Saatnya tiba ketika Bong Swi Hoo meninggal (1478), karena gurunya ini adalah penghalang terakhir dari niat Jin Bun untuk menyerbu Majapahit. Majapahit diserbu secara tiba-tiba dan raja Kertabhumi (Raden Brawijaya) yang tidak membuat persiapan apa-apa akhirnya ditawan dan dibawa ke Demak. Seperti penuturan Prof. Slamet, “kota Majapahit tidak mengalami kerusakan apapun, seolah-plah tidak terjadi apa-apa.
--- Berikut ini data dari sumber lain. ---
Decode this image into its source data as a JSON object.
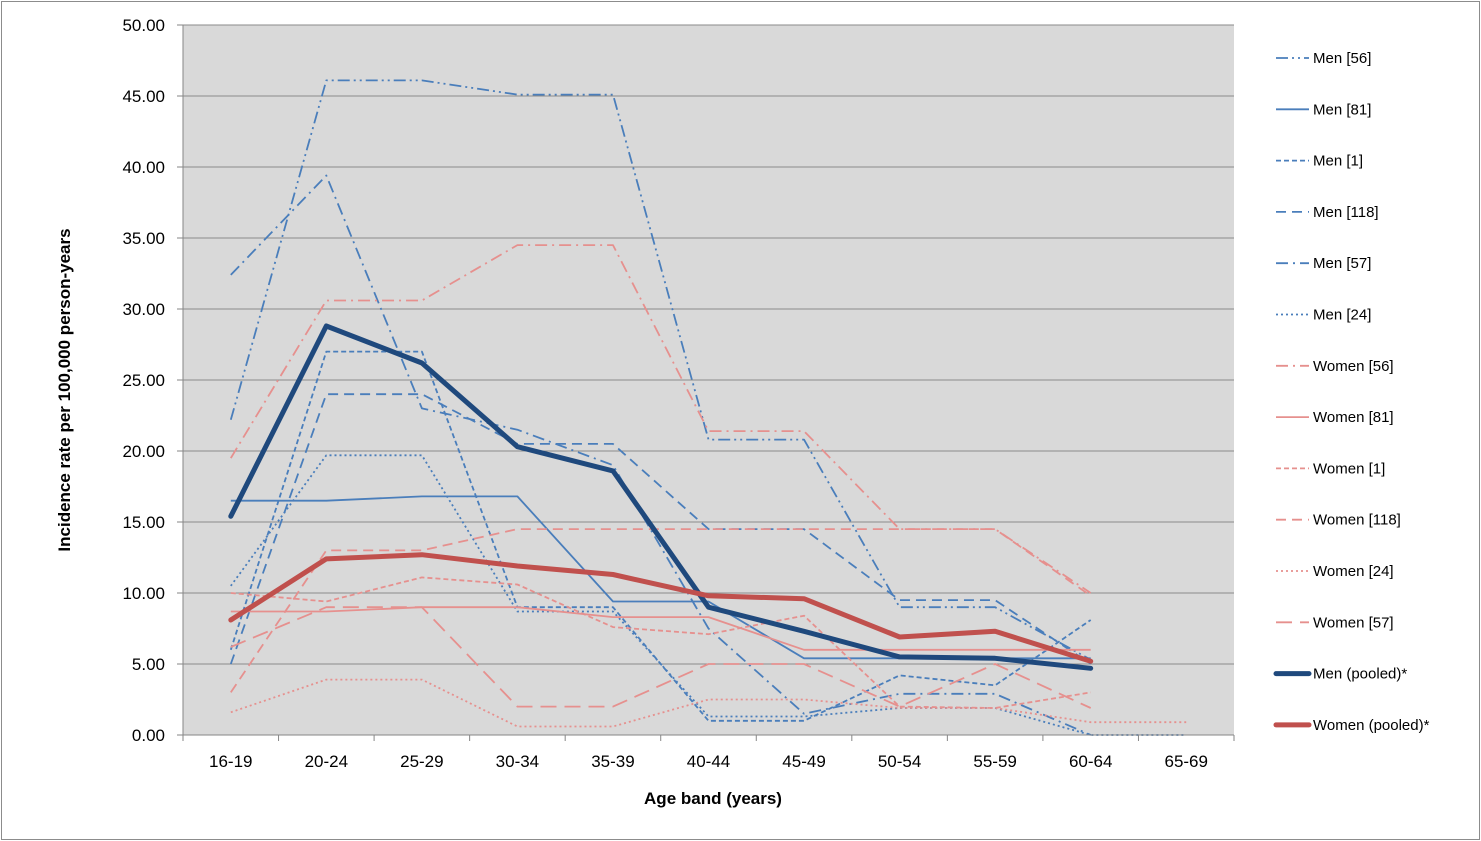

Kerajaan yang remuk dari dalam dan rusak ekonomi, ahlak yang merosot, secara mendakak ditekan dari luar sehingga tidak sanggup mengadakan perlawanan.
Setelah dikatakan demikian Majapahit runtuh, akhirnya raja baru Nyoo Lay Wa diangkat oleh Jin Bun akan tetapi 6 tahun kemudian orang ini terbunuh oleh rakyat dan akhirnya digantikan oleh Girindrawardhana Dyah Ranawijaya, ipar Jin Bun). Raja terakhir ini pun  akhirnya diserbu oleh laskar demak di bawah pimpinan Sunan Kudus karena diketahui berhubungan secara rahasia dengan musuh bebuyutan demak yaitu orang portugis. Habislah Majapahit tahun 1527 M. Misi Cheng Ho yang telah dipaparkan sebelumnya dengan jitu telah direalisasikan oleh Jin Bun (Raden Patah).
Kita mendapat pelajaran yang begitu berharga dari runtuhnya sebuah peradaban Hindu di tanah Jawa yang dulunya pernah mengalami puncak kejayaan. Namun berakhir di tangan garis keturunannya sendiri akibat dari fanatisme buta terhadap sebuah doktrin, namun terlepas dari itu faktor terpenting dari runtuhya Majapahit adalah nilai-nilai yang dulunya pernah dipegang teguh telah sirna, pun karena pemimpin yang tidak menyiapkan penerus untuk melanjutkan visi kerajaan. Tanpa ada niat dari penulis untuk membuka luka lama, marilah kita berpikir sejenak bahwa perbedaan prinsip selalu menyisakan ruang terjadinya saling ketidakpercayaan.